La figura che vedete qui sopra elenca nelle ascisse le petizioni di LivePetitions (nella fattispecie questa si riferisce alla versione italiana www.firmiamo.it) che hanno ricevuto almeno una firma nell’ultima ora e nelle ordinate il numero di firme.
Si tratta di un esempio concreto di attività online che rispecchia fedelmente le logiche della Long Tail.
Anche le forme di revenues della piattaforma si basano prevalentemente su piccoli servizi o annunci pubblicitari correlati alle petizioni. La maggior parte dei ricavi proviene proprio dai piccoli numeri, ovvero dalle petizioni che raccolgono anche una sola firma all’ora o al giorno.
Se poi si prende in considerazione un arco temporale più ampio, il numero di petizioni che raccolgono almeno una sola firma all’ora, si estende considerevolmente.
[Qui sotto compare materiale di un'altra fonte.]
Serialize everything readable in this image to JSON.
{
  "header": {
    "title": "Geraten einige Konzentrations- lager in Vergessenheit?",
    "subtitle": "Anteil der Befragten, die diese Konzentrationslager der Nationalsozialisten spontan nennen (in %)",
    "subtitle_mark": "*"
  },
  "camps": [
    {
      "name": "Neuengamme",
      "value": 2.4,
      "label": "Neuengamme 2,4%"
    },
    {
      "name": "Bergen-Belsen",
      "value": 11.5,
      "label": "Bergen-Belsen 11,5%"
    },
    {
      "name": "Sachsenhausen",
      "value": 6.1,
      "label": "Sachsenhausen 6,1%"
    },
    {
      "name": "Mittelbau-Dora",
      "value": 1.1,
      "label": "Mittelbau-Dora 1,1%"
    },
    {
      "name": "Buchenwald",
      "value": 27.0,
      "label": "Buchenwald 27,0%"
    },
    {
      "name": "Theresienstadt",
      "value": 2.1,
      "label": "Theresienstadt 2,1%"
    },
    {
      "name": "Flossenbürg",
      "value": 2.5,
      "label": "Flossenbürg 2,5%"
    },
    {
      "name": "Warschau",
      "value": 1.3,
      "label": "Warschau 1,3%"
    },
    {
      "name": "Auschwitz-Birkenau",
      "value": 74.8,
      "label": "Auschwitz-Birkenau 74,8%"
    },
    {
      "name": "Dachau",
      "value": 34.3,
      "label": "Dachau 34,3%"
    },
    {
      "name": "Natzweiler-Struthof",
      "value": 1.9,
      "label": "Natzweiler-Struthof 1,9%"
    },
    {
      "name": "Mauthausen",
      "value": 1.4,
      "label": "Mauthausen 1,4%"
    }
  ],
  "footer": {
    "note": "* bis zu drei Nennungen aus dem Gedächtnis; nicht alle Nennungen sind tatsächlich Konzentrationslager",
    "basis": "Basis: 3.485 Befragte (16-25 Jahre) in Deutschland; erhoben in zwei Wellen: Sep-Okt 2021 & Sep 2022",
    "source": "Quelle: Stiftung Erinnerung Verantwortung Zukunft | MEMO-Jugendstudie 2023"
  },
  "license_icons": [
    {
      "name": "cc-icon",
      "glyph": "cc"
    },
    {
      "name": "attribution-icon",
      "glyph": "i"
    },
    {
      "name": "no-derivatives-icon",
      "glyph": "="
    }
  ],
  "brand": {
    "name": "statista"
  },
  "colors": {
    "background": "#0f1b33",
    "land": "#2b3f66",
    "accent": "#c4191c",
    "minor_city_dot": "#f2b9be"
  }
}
Nel loro insieme, le "hits", ovvero le petizioni che raccolgono molte firme, generano ricavi minori rispetto alla somma delle minori.
Tutta la nostra organizzazione si basa su questo principio. Per esempio trattiamo ogni singola richiesta con grande cura, diamo la stessa importanza alla petizione che raccoglie 30 firme al mese, così come a quella che ne conta 80 mila. Rispondiamo a tutti e aiutiamo anche il singolo utente che ha difficoltà a firmare perché magari ha i cookies disabilitati.
Non lo facciamo ora solo perché siamo ancora piccoli, per poi dimenticarcene in futuro. Ogni aspetto del nostro progetto si basa sulla Long Tail. Quindi anche il modo con cui abbiamo progettato il customer care o la moderazione dei commenti che è "social", ovvero sono gli utenti stessi a segnalarci eventuali impropri o violazioni e noi moderiamo solo quelle segnalate.
Anche dal punto di vista del marketing siamo orientati alle piccole cose e molto moderni nel’approccio alla trasparenza. Per esempio riteniamo che rendere pubblici, gratuitamente a tutti, i dati aggregati sulle caratteristiche dei firmatari, renda interessante la piattaforma, anche solo per chi vuole fare una semplice e personale statistica sui chi sostiene quel determinato argomento, etc. Anche se questo non genera revenues dirette, riteniamo che sia un ottimo strumento di marketing.
Spero che aver condiviso i nostri dati e i nostri obiettivi sia di interesse per chi sta studiando le dinamiche dei prodotti basati sulla Long Tail.




Io non posso fare altro che farti i miei complimenti (per quel che valgono) e che continuo a seguirti ammirato (e interessato).